Parasite glides like a lethal shark without an ounce of fat. Each visual detail, each beat of its unrelenting pace exists to serve the film’s purpose. Bong spent years developing the story, which originated as a play—a fact evinced by the intentional staging of each frame. The extremely wide aspect ratio grabs your attention from the opening shot of the Kim family's sub-basement apartment. The Kims crowd into every scene together, their packed bodies emulating the junk crammed into their home’s narrow hallways. In sharp contrast, the rich Parks rarely share space within a frame. The wide angle of the camera emphasizes this lack of familial intimacy through the wealth of space they have in their modern, minimalist home. Scant opportunity exists for these disparate classes to come into contact, as Mrs. Park (Yeo-Jung Jo) underlines with an offhand comment about how she can't even remember the last time she rode the subway.

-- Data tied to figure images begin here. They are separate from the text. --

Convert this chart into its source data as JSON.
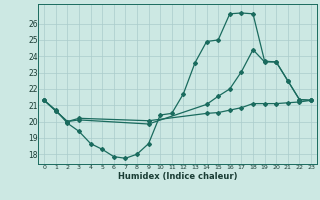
{
  "xlabel": "Humidex (Indice chaleur)",
  "bg_color": "#cce8e3",
  "grid_color": "#aacccc",
  "line_color": "#1a6b5e",
  "x_ticks": [
    0,
    1,
    2,
    3,
    4,
    5,
    6,
    7,
    8,
    9,
    10,
    11,
    12,
    13,
    14,
    15,
    16,
    17,
    18,
    19,
    20,
    21,
    22,
    23
  ],
  "y_ticks": [
    18,
    19,
    20,
    21,
    22,
    23,
    24,
    25,
    26
  ],
  "xlim": [
    -0.5,
    23.5
  ],
  "ylim": [
    17.4,
    27.2
  ],
  "series": [
    {
      "x": [
        0,
        1,
        2,
        3,
        4,
        5,
        6,
        7,
        8,
        9,
        10,
        11,
        12,
        13,
        14,
        15,
        16,
        17,
        18,
        19,
        20,
        21,
        22,
        23
      ],
      "y": [
        21.3,
        20.7,
        19.9,
        19.4,
        18.65,
        18.3,
        17.85,
        17.75,
        18.0,
        18.65,
        20.4,
        20.5,
        21.7,
        23.6,
        24.9,
        25.0,
        26.6,
        26.65,
        26.6,
        23.7,
        23.65,
        22.5,
        21.35,
        21.3
      ]
    },
    {
      "x": [
        0,
        23
      ],
      "y": [
        21.3,
        21.3
      ]
    },
    {
      "x": [
        0,
        23
      ],
      "y": [
        21.3,
        21.3
      ]
    }
  ],
  "line1": {
    "x": [
      0,
      1,
      2,
      3,
      9,
      14,
      15,
      16,
      17,
      18,
      19,
      20,
      21,
      22,
      23
    ],
    "y": [
      21.3,
      20.65,
      20.0,
      20.2,
      20.05,
      20.5,
      20.55,
      20.7,
      20.85,
      21.1,
      21.1,
      21.1,
      21.15,
      21.2,
      21.3
    ]
  },
  "line2": {
    "x": [
      0,
      1,
      2,
      3,
      9,
      14,
      15,
      16,
      17,
      18,
      19,
      20,
      21,
      22,
      23
    ],
    "y": [
      21.3,
      20.65,
      20.0,
      20.1,
      19.85,
      21.05,
      21.55,
      22.0,
      23.05,
      24.4,
      23.65,
      23.65,
      22.5,
      21.35,
      21.3
    ]
  }
}
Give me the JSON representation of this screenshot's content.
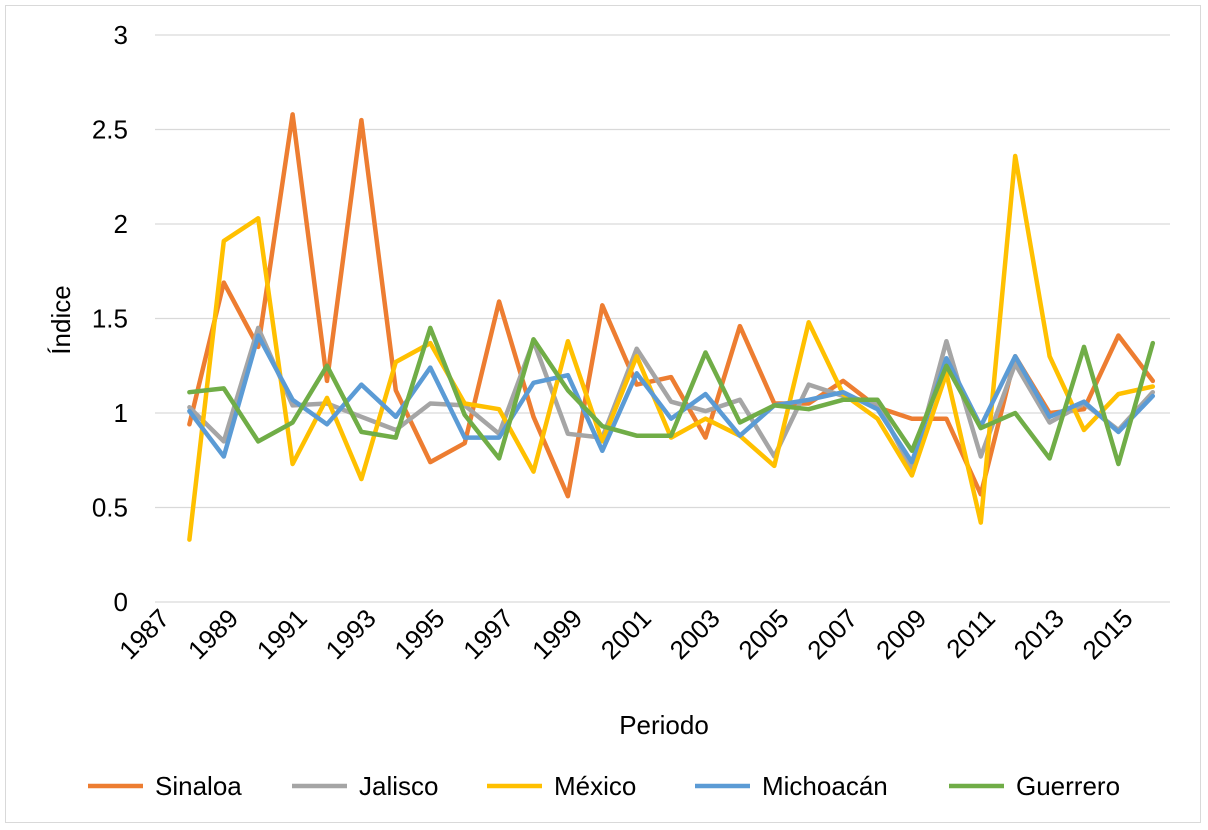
{
  "chart_data": {
    "type": "line",
    "title": "",
    "xlabel": "Periodo",
    "ylabel": "Índice",
    "ylim": [
      0,
      3
    ],
    "yticks": [
      "0",
      "0.5",
      "1",
      "1.5",
      "2",
      "2.5",
      "3"
    ],
    "xticks": [
      "1987",
      "1989",
      "1991",
      "1993",
      "1995",
      "1997",
      "1999",
      "2001",
      "2003",
      "2005",
      "2007",
      "2009",
      "2011",
      "2013",
      "2015"
    ],
    "x": [
      1988,
      1989,
      1990,
      1991,
      1992,
      1993,
      1994,
      1995,
      1996,
      1997,
      1998,
      1999,
      2000,
      2001,
      2002,
      2003,
      2004,
      2005,
      2006,
      2007,
      2008,
      2009,
      2010,
      2011,
      2012,
      2013,
      2014,
      2015,
      2016
    ],
    "grid": true,
    "legend_position": "bottom",
    "series": [
      {
        "name": "Sinaloa",
        "color": "#ED7D31",
        "values": [
          0.94,
          1.69,
          1.35,
          2.58,
          1.17,
          2.55,
          1.12,
          0.74,
          0.84,
          1.59,
          0.98,
          0.56,
          1.57,
          1.15,
          1.19,
          0.87,
          1.46,
          1.05,
          1.05,
          1.17,
          1.03,
          0.97,
          0.97,
          0.57,
          1.3,
          1.0,
          1.02,
          1.41,
          1.17
        ]
      },
      {
        "name": "Jalisco",
        "color": "#A5A5A5",
        "values": [
          1.03,
          0.85,
          1.45,
          1.04,
          1.05,
          0.98,
          0.91,
          1.05,
          1.04,
          0.89,
          1.38,
          0.89,
          0.87,
          1.34,
          1.06,
          1.01,
          1.07,
          0.77,
          1.15,
          1.09,
          1.05,
          0.7,
          1.38,
          0.77,
          1.26,
          0.95,
          1.05,
          0.91,
          1.11
        ]
      },
      {
        "name": "México",
        "color": "#FFC000",
        "values": [
          0.33,
          1.91,
          2.03,
          0.73,
          1.08,
          0.65,
          1.27,
          1.37,
          1.05,
          1.02,
          0.69,
          1.38,
          0.85,
          1.3,
          0.87,
          0.97,
          0.88,
          0.72,
          1.48,
          1.1,
          0.97,
          0.67,
          1.21,
          0.42,
          2.36,
          1.3,
          0.91,
          1.1,
          1.14
        ]
      },
      {
        "name": "Michoacán",
        "color": "#5B9BD5",
        "values": [
          1.01,
          0.77,
          1.41,
          1.07,
          0.94,
          1.15,
          0.98,
          1.24,
          0.87,
          0.87,
          1.16,
          1.2,
          0.8,
          1.21,
          0.97,
          1.1,
          0.88,
          1.04,
          1.07,
          1.11,
          1.02,
          0.74,
          1.29,
          0.93,
          1.3,
          0.98,
          1.06,
          0.9,
          1.09
        ]
      },
      {
        "name": "Guerrero",
        "color": "#70AD47",
        "values": [
          1.11,
          1.13,
          0.85,
          0.95,
          1.25,
          0.9,
          0.87,
          1.45,
          0.99,
          0.76,
          1.39,
          1.12,
          0.93,
          0.88,
          0.88,
          1.32,
          0.95,
          1.04,
          1.02,
          1.07,
          1.07,
          0.8,
          1.25,
          0.92,
          1.0,
          0.76,
          1.35,
          0.73,
          1.37
        ]
      }
    ]
  }
}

Ki-woo Kim (Woo-Sik Choi) bridges the gap, though, by becoming an English tutor to the Park family daughter, Da-hye Park (Ji-so Jung). He hasn't gone to university and he doesn't speak English very well, but it doesn't matter. He comes from a family of hustlers, and a trusting Mrs. Park soon accepts him with open arms and an open wallet, setting off a chain of events that Bong twists in careful and darkly madcap ways.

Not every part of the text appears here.